“Gereja Katolik di Asia adalah gereja kaum miskin. Bukan berarti kami memusuhi orang kaya. Kami memihak orang miskin, karena orang miskin itu memang tidak mempunyai way out!”
“Wanita itu adalah manusia yang paling dijajah, paling menderita. Teorinya boleh lain, tapi faktual, wanita berada dalam posisi itu. Dan saya mempunyai naluri memihak yang dijajah.”
Kutipan itu bisa dibaca dalam ruang Pameran Utama Biennale Jogja XVI Equator #6 2021. Di lantai dua sisi barat Gedung Jogja National Museum (JNM) Yogyakarta, dua ruangan khusus yang didedikasikan untuk Yusuf Bilyarta Mangunwijaya yang akrab kita sebut dengan Romo Mangun, meskipun belum pernah bertemu dan berkenalan.
Ruang A berisi buku-buku, kliping, dan video wawancara, Ruang B berisi lebih banyak kutipan, karya arsitek, dan dua buku. Dua ruangan itu memang terasa berbeda dengan karya-karya seniman di ruang lain, tapi di lain sisi, terasa kebesaran Romo Mangun terlalu kecil ditampilkan dalam dua ruang itu. Ruangan yang akan terasa hampa jika melewatkan detail-detail arsip yang ditampilkan. Sedikit saran saja, Anda semestinya berada lebih lama di ruangan ini.

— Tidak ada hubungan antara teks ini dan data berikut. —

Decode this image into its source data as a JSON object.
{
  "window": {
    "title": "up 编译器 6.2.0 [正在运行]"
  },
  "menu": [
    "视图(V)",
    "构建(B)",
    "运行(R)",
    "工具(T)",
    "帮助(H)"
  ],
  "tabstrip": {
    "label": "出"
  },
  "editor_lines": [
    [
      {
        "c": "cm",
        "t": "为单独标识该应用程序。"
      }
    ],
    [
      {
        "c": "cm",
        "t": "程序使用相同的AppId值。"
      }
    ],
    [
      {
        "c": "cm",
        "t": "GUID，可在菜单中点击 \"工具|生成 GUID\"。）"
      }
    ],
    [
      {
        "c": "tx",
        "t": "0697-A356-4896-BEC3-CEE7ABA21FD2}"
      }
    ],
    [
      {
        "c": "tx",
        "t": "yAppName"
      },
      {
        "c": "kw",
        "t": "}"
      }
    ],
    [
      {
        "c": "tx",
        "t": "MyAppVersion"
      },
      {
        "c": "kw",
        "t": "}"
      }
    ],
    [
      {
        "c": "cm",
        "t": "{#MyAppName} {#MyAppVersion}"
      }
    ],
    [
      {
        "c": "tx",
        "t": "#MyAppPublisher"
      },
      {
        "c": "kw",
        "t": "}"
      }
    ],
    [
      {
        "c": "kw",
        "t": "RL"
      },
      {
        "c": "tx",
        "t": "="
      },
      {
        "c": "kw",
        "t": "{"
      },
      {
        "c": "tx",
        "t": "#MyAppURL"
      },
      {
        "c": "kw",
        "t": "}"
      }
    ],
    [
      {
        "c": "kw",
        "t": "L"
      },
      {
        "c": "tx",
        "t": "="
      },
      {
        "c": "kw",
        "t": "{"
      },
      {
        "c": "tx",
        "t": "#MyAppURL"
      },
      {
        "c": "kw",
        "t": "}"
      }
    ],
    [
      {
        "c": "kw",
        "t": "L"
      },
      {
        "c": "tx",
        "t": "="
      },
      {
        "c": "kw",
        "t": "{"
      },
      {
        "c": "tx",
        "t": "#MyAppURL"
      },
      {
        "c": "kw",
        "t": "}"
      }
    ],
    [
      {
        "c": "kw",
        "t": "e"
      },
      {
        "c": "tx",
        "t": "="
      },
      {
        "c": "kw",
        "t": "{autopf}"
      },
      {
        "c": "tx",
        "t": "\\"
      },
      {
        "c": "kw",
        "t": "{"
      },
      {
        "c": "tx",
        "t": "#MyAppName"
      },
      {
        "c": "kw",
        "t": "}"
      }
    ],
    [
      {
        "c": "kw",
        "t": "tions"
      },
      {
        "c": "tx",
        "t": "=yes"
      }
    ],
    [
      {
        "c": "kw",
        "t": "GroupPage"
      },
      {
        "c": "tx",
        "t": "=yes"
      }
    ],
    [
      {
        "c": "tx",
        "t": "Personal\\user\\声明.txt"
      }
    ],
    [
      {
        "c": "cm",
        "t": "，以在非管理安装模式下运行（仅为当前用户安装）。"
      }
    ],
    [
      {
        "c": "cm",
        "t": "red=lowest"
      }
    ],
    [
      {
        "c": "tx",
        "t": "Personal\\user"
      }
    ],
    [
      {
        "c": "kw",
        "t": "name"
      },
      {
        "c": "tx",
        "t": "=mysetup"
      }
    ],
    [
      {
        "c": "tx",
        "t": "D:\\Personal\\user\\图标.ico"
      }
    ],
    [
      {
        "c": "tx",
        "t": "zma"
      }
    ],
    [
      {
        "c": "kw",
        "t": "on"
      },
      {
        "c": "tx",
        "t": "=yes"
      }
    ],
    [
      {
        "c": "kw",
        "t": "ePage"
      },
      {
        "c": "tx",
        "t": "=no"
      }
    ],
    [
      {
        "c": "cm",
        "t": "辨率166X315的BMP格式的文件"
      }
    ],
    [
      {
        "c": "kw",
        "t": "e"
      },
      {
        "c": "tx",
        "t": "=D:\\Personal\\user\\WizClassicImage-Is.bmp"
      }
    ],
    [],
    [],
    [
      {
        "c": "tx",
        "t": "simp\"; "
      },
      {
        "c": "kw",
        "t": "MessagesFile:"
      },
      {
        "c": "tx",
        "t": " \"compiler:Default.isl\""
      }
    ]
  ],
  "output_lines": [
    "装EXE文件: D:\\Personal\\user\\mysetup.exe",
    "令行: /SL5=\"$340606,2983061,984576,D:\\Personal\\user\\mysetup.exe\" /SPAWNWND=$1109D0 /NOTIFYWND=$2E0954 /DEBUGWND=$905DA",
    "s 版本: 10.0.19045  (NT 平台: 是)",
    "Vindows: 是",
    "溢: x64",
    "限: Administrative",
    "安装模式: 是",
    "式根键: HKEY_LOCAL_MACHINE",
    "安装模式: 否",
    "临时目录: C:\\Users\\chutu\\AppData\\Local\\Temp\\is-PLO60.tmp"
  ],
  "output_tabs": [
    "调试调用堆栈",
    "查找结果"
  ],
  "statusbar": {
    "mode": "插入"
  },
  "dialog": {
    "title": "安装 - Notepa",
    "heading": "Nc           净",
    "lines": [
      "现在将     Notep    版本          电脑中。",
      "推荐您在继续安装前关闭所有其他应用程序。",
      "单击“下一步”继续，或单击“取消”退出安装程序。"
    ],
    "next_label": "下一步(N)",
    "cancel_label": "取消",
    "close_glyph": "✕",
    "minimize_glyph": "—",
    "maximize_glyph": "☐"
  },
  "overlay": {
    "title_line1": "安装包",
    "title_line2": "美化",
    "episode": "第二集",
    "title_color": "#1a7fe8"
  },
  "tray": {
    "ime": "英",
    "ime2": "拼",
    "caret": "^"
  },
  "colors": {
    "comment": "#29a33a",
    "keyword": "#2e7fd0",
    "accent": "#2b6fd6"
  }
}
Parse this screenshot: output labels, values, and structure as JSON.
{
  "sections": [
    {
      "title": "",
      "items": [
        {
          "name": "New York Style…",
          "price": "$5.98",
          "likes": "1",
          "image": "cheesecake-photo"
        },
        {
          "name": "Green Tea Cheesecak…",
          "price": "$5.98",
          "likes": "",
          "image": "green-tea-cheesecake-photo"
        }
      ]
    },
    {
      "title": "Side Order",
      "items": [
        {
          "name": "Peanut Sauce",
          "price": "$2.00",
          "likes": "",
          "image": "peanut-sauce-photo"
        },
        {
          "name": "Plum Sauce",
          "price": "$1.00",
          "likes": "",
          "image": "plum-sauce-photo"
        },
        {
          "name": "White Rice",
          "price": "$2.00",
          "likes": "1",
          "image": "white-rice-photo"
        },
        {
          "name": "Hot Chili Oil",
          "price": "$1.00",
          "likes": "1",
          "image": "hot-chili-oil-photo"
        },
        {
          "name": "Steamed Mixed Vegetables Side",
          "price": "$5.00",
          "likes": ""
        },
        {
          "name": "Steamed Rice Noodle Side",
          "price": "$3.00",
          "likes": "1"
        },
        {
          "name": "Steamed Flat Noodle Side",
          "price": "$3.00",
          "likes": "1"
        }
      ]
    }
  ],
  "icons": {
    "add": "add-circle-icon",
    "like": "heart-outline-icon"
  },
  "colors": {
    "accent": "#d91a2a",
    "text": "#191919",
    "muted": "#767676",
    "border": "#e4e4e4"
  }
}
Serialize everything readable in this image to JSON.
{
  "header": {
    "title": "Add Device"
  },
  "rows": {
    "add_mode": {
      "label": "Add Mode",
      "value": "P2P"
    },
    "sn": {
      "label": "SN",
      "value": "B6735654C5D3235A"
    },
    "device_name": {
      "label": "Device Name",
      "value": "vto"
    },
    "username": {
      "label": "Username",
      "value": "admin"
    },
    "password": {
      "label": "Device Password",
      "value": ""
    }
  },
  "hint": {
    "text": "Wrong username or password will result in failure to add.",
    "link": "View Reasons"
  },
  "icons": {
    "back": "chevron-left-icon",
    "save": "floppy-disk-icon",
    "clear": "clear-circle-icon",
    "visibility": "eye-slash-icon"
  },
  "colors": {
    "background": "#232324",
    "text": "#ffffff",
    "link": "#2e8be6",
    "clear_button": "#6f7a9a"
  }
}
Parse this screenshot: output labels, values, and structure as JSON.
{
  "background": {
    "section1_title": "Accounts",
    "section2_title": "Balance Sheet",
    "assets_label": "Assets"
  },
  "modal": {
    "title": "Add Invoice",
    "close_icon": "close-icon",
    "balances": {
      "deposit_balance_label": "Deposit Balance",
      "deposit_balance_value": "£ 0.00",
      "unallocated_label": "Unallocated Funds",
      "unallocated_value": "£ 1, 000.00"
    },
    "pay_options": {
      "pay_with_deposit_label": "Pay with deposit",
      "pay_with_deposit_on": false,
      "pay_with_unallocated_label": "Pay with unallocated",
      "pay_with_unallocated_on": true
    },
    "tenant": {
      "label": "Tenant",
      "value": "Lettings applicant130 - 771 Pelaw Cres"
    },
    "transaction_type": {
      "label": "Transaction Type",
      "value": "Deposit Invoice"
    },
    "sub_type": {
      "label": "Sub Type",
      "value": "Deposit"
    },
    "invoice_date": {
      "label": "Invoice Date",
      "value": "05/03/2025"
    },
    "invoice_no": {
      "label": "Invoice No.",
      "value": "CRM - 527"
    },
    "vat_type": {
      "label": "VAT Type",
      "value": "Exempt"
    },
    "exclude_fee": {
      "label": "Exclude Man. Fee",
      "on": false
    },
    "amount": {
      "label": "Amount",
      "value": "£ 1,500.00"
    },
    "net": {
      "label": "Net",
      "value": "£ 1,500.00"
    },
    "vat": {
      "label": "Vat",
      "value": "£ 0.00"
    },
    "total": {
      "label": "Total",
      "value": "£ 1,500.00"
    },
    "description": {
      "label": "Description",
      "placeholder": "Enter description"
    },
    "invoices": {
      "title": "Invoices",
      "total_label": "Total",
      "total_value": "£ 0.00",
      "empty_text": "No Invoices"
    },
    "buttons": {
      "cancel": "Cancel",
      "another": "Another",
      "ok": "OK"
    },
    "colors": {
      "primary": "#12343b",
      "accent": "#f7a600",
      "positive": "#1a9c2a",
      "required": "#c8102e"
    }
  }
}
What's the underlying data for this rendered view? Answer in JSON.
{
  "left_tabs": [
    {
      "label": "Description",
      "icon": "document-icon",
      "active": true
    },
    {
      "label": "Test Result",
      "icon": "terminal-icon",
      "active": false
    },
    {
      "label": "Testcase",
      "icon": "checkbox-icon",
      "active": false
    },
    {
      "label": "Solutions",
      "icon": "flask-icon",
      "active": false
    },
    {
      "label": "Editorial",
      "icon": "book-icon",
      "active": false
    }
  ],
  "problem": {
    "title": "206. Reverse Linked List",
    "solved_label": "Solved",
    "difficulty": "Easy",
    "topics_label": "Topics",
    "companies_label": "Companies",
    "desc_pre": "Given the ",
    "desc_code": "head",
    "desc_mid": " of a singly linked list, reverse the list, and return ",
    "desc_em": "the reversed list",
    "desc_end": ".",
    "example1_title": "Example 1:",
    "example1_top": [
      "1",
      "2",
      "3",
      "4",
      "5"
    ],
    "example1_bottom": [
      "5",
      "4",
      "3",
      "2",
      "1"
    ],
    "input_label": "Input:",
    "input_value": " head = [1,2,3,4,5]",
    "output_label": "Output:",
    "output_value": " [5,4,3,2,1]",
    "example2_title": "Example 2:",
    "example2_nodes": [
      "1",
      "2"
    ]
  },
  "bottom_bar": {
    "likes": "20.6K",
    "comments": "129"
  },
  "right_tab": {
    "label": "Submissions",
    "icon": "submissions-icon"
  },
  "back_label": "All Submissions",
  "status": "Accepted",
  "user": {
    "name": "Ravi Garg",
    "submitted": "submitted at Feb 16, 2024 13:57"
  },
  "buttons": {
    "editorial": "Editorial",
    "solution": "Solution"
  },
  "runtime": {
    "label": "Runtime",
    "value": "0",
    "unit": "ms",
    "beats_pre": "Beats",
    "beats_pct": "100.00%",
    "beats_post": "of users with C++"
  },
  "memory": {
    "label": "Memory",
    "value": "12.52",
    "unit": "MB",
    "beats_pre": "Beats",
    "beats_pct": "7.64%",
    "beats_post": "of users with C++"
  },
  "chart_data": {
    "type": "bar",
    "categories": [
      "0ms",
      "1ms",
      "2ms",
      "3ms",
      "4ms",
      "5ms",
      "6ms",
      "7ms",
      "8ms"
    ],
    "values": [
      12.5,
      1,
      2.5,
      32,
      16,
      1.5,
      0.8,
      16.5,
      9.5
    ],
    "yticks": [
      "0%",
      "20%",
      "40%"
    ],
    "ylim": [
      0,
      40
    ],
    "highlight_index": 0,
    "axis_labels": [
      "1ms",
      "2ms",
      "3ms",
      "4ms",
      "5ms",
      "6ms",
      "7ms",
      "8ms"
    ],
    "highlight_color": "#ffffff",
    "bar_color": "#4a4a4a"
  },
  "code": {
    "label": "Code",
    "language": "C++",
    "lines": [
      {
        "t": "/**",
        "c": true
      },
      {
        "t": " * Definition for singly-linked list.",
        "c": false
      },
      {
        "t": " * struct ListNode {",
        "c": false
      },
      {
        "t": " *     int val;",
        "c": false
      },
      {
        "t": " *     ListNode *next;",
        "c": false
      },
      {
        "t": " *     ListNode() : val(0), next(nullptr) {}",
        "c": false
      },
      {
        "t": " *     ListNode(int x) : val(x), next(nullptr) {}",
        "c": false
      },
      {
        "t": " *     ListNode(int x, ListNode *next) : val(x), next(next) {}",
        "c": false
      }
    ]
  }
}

Dua kutipan milik Romo Mangun itu sekiranya membuat kita menjadi tahu bagaimana sikap sosial, politik, dan keagamaannya. Dapat kita rumuskan dalam satu kata: kemanusiaan. Sikap ini secara konsisten diartikulasikan Romo Mangun dalam berbagai media yang dekat dengan masyarakat. Setidaknya kita dapat melihatnya dalam beberapa bidang seperti agama, pendidikan, arsitektur, dan sastra.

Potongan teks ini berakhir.